Culpa vem do latim culpa que significa “erro cometido por inadvertência ou por imprudência”, e homicídio do latim homicidium que significa morte violenta, mas “é geralmente entendido como toda ação que possa causar a morte de um homem”. (SILVA, 1999, p. 233 e p. 398).

Os possíveis homicídios culposos no trânsito estão no CTB em seus artigos 302 caput, 302 § 2º e 308.

No Código Penal também existe o crime de homicídio culposo, mas não para aqueles praticados no trânsito.

Várias são os entendimentos de operadores do direito que alguns homicídios praticados no trânsito seriam praticados com dolo eventual, de maneira que assim a conduta seria a tipificada no Código Penal no capítulo dos crimes contra a vida, crimes estes que possuem julgamento pelo tribunal do júri.

No estudo do Direito Penal o operador do direito encontra pela frente três culpas que são:

a) Culpa ou culpa em sentido estrito – Situada no fato típico referindo-se a conduta. Nesse aspecto, a conduta pode ser culposa ou dolosa.

Essa é a culpa que iremos estudar nessa obra e que mais interessa ao delito de homicídio culposo no trânsito.

b) Culpabilidade - Pressuposto de aplicação da pena contida no artigo 59 do Código Penal que será utilizada na primeira fase da aplicação da pena.

c) Culpa em sentido amplo - Elemento do crime. (Fato típico, ilícito e culpável).

DIFERENÇA DAS PUNIÇÕES

Quando ocorre o delito, haverá uma classificação preliminar a respeito dos fatos pelo Delegado de Polícia tanto no flagrante (se for o caso) como posteriormente no relatório final do inquérito policial, onde há o indiciamento.

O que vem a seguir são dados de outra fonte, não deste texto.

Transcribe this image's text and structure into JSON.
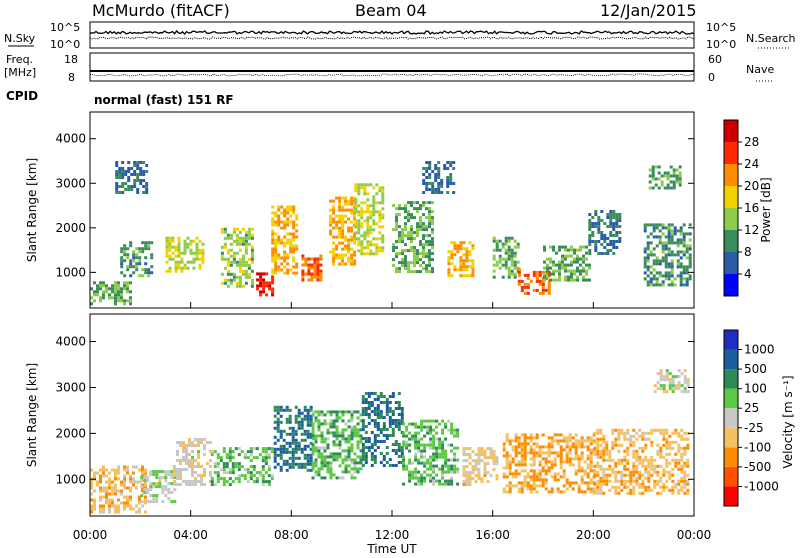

O Ministério Público oferecerá denúncia de acordo com seu entendimento baseado nas provas colhidas na fase do inquérito.

As capitulações possíveis nos dias de hoje são:

HOMICÍDIO NO TRÂNSITO COM DOLO EVENTUAL.

CPB – “Art. 121. Matar alguém: Pena - reclusão, de seis a vinte anos”.

Ocorrerá quando o agente age assumindo o risco de produzir o resultado morte. Trata a vida do semelhante com indiferença.

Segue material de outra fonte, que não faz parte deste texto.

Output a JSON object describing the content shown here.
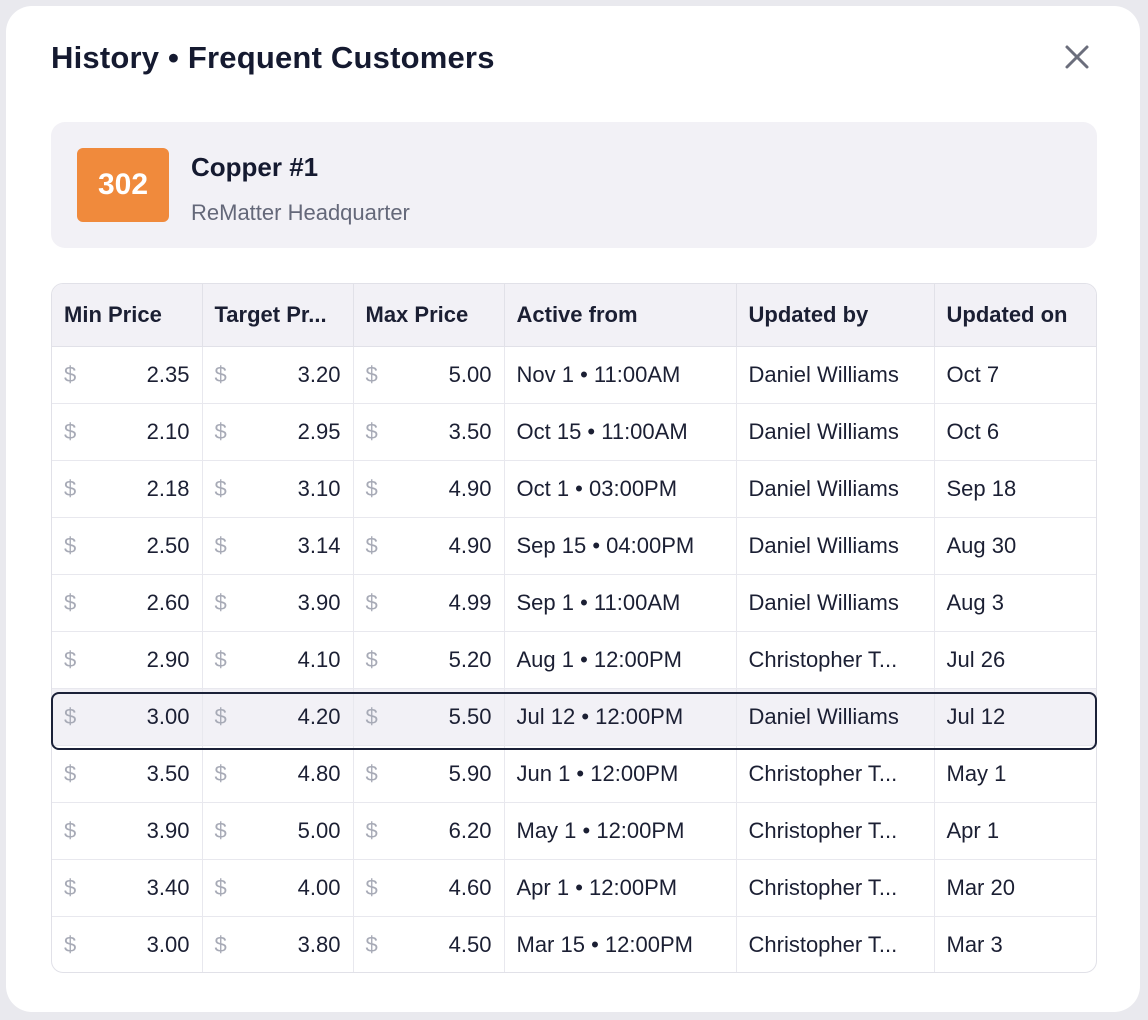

Optando o Ministério Público pela denúncia por homicídio com dolo eventual e recebida e denúncia pelo juiz, o rito será o dos crimes contra a vida e caso seja pronunciado, será julgado pelo Tribunal do Júri.

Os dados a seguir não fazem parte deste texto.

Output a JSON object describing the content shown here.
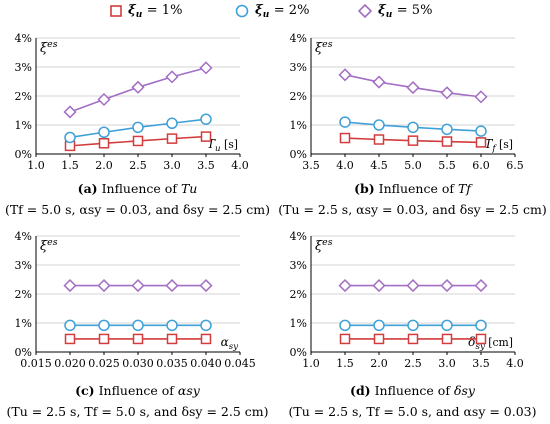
{
  "legend": [
    {
      "symbol": "ξ",
      "sub": "u",
      "label": "= 1%",
      "color": "#d23c3c",
      "marker": "square"
    },
    {
      "symbol": "ξ",
      "sub": "u",
      "label": "= 2%",
      "color": "#3fa0d8",
      "marker": "circle"
    },
    {
      "symbol": "ξ",
      "sub": "u",
      "label": "= 5%",
      "color": "#a36ec4",
      "marker": "diamond"
    }
  ],
  "chart_data": [
    {
      "type": "line",
      "ylabel": "ξes",
      "xlabel": "Tu [s]",
      "xlim": [
        1.0,
        4.0
      ],
      "xticks": [
        "1.0",
        "1.5",
        "2.0",
        "2.5",
        "3.0",
        "3.5",
        "4.0"
      ],
      "ylim": [
        0,
        4
      ],
      "yticks": [
        "0%",
        "1%",
        "2%",
        "3%",
        "4%"
      ],
      "x": [
        1.5,
        2.0,
        2.5,
        3.0,
        3.5
      ],
      "series": [
        {
          "name": "ξu = 1%",
          "values": [
            0.28,
            0.37,
            0.45,
            0.53,
            0.6
          ]
        },
        {
          "name": "ξu = 2%",
          "values": [
            0.57,
            0.75,
            0.92,
            1.06,
            1.2
          ]
        },
        {
          "name": "ξu = 5%",
          "values": [
            1.45,
            1.88,
            2.3,
            2.66,
            2.97
          ]
        }
      ],
      "caption_title": [
        "(a)",
        "Influence of",
        "Tu"
      ],
      "caption_params": "(Tf = 5.0 s,  αsy = 0.03, and  δsy = 2.5 cm)"
    },
    {
      "type": "line",
      "ylabel": "ξes",
      "xlabel": "Tf [s]",
      "xlim": [
        3.5,
        6.5
      ],
      "xticks": [
        "3.5",
        "4.0",
        "4.5",
        "5.0",
        "5.5",
        "6.0",
        "6.5"
      ],
      "ylim": [
        0,
        4
      ],
      "yticks": [
        "0%",
        "1%",
        "2%",
        "3%",
        "4%"
      ],
      "x": [
        4.0,
        4.5,
        5.0,
        5.5,
        6.0
      ],
      "series": [
        {
          "name": "ξu = 1%",
          "values": [
            0.55,
            0.5,
            0.46,
            0.43,
            0.4
          ]
        },
        {
          "name": "ξu = 2%",
          "values": [
            1.1,
            1.0,
            0.92,
            0.85,
            0.79
          ]
        },
        {
          "name": "ξu = 5%",
          "values": [
            2.73,
            2.48,
            2.29,
            2.11,
            1.97
          ]
        }
      ],
      "caption_title": [
        "(b)",
        "Influence of",
        "Tf"
      ],
      "caption_params": "(Tu = 2.5 s,  αsy = 0.03, and  δsy = 2.5 cm)"
    },
    {
      "type": "line",
      "ylabel": "ξes",
      "xlabel": "αsy",
      "xlim": [
        0.015,
        0.045
      ],
      "xticks": [
        "0.015",
        "0.020",
        "0.025",
        "0.030",
        "0.035",
        "0.040",
        "0.045"
      ],
      "ylim": [
        0,
        4
      ],
      "yticks": [
        "0%",
        "1%",
        "2%",
        "3%",
        "4%"
      ],
      "x": [
        0.02,
        0.025,
        0.03,
        0.035,
        0.04
      ],
      "series": [
        {
          "name": "ξu = 1%",
          "values": [
            0.45,
            0.45,
            0.45,
            0.45,
            0.45
          ]
        },
        {
          "name": "ξu = 2%",
          "values": [
            0.92,
            0.92,
            0.92,
            0.92,
            0.92
          ]
        },
        {
          "name": "ξu = 5%",
          "values": [
            2.29,
            2.29,
            2.29,
            2.29,
            2.29
          ]
        }
      ],
      "caption_title": [
        "(c)",
        "Influence of",
        "αsy"
      ],
      "caption_params": "(Tu = 2.5 s,  Tf = 5.0 s, and  δsy = 2.5 cm)"
    },
    {
      "type": "line",
      "ylabel": "ξes",
      "xlabel": "δsy [cm]",
      "xlim": [
        1.0,
        4.0
      ],
      "xticks": [
        "1.0",
        "1.5",
        "2.0",
        "2.5",
        "3.0",
        "3.5",
        "4.0"
      ],
      "ylim": [
        0,
        4
      ],
      "yticks": [
        "0%",
        "1%",
        "2%",
        "3%",
        "4%"
      ],
      "x": [
        1.5,
        2.0,
        2.5,
        3.0,
        3.5
      ],
      "series": [
        {
          "name": "ξu = 1%",
          "values": [
            0.45,
            0.45,
            0.45,
            0.45,
            0.45
          ]
        },
        {
          "name": "ξu = 2%",
          "values": [
            0.92,
            0.92,
            0.92,
            0.92,
            0.92
          ]
        },
        {
          "name": "ξu = 5%",
          "values": [
            2.29,
            2.29,
            2.29,
            2.29,
            2.29
          ]
        }
      ],
      "caption_title": [
        "(d)",
        "Influence of",
        "δsy"
      ],
      "caption_params": "(Tu = 2.5 s,  Tf = 5.0 s, and  αsy = 0.03)"
    }
  ]
}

Ensina Portocarrero (2010, P. 247), que o CTB não prevê modalidade dolosa em relação ao delito de homicídio “de sorte que, em se tratando de dolo, direto ou eventual, deveremos nos valer do Código Penal”.

HOMICÍDIO CULPOSO DO CÓDIGO DE TRÂNSITO.

CTB - Art. 302. Praticar homicídio culposo na direção De veículo automotor: Penas - detenção, de dois a quatro anos, e suspensão ou proibição de se obter a permissão ou a habilitação para dirigir veículo automotor.

Optando pela modalidade culposa seguirá o rito ordinário constante no Código de Processo Penal.

CPP - Art. 394. § 1o. O procedimento comum será ordinário, sumário ou sumaríssimo: I - ordinário, quando tiver por objeto crime cuja sanção máxima cominada for igual ou superior a 4 (quatro) anos de pena privativa de liberdade.

HOMICÍDIO CULPOSO DO CÓDIGO DE TRÂNSITO ADVINDO DE UM RACHA. (LEI 12.971/14).

Ocorrerá o delito quando ocorre morte na prática de um racha ou em competição não autorizada.

Veja que o legislador excluiu a possibilidade do dolo eventual nesse tipo penal, ou seja, se houver o dolo eventual irá responder de acordo com o Código Penal.

CTB - Art. 308.  Participar, na direção de veículo automotor, em via pública, de corrida, disputa ou competição automobilística não autorizada pela autoridade competente, gerando situação de risco à incolumidade pública ou privada: § 2o  Se da prática do crime previsto no caput resultar morte, e as circunstâncias demonstrarem que o agente não quis o resultado nem assumiu o risco de produzi-lo, a pena privativa de liberdade é de reclusão de 5 (cinco) a 10 (dez) anos, sem prejuízo das outras penas previstas neste artigo. 

Além do homicídio, o artigo 308 do Código de Trânsito trouxe outras questões abordadas por Luis Flávio Gomes, (http://atualidadesdodireito.com.br/lfg/2014/05/13/nova-lei-de-transito-barbeiragem-e-derrapagem-do-legislador/, acesso em 09.11.14).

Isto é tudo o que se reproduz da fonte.